Граф Илья Андреич опустил глаза, услыхав эти слова сына и заторопился, отыскивая что то.
– Да, да, – проговорил он, – трудно, я боюсь, трудно достать…с кем не бывало! да, с кем не бывало… – И граф мельком взглянул в лицо сыну и пошел вон из комнаты… Николай готовился на отпор, но никак не ожидал этого.
– Папенька! па…пенька! – закричал он ему вслед, рыдая; простите меня! – И, схватив руку отца, он прижался к ней губами и заплакал.

В то время, как отец объяснялся с сыном, у матери с дочерью происходило не менее важное объяснение. Наташа взволнованная прибежала к матери.
– Мама!… Мама!… он мне сделал…
– Что сделал?
– Сделал, сделал предложение. Мама! Мама! – кричала она. Графиня не верила своим ушам. Денисов сделал предложение. Кому? Этой крошечной девочке Наташе, которая еще недавно играла в куклы и теперь еще брала уроки.
– Наташа, полно, глупости! – сказала она, еще надеясь, что это была шутка.

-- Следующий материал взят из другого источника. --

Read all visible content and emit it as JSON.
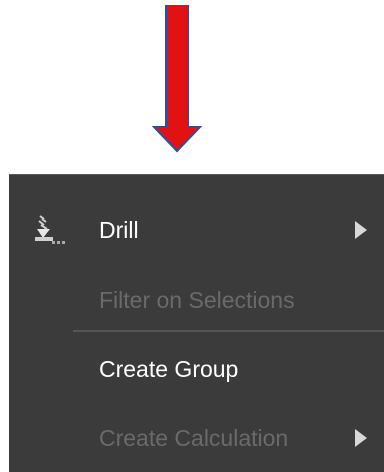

– Ну вот, глупости! – Я вам дело говорю, – сердито сказала Наташа. – Я пришла спросить, что делать, а вы мне говорите: «глупости»…
Графиня пожала плечами.
– Ежели правда, что мосьё Денисов сделал тебе предложение, то скажи ему, что он дурак, вот и всё.
– Нет, он не дурак, – обиженно и серьезно сказала Наташа.
– Ну так что ж ты хочешь? Вы нынче ведь все влюблены. Ну, влюблена, так выходи за него замуж! – сердито смеясь, проговорила графиня. – С Богом!
– Нет, мама, я не влюблена в него, должно быть не влюблена в него.
– Ну, так так и скажи ему.
– Мама, вы сердитесь? Вы не сердитесь, голубушка, ну в чем же я виновата?
– Нет, да что же, мой друг? Хочешь, я пойду скажу ему, – сказала графиня, улыбаясь.
– Нет, я сама, только научите. Вам всё легко, – прибавила она, отвечая на ее улыбку. – А коли бы видели вы, как он мне это сказал! Ведь я знаю, что он не хотел этого сказать, да уж нечаянно сказал.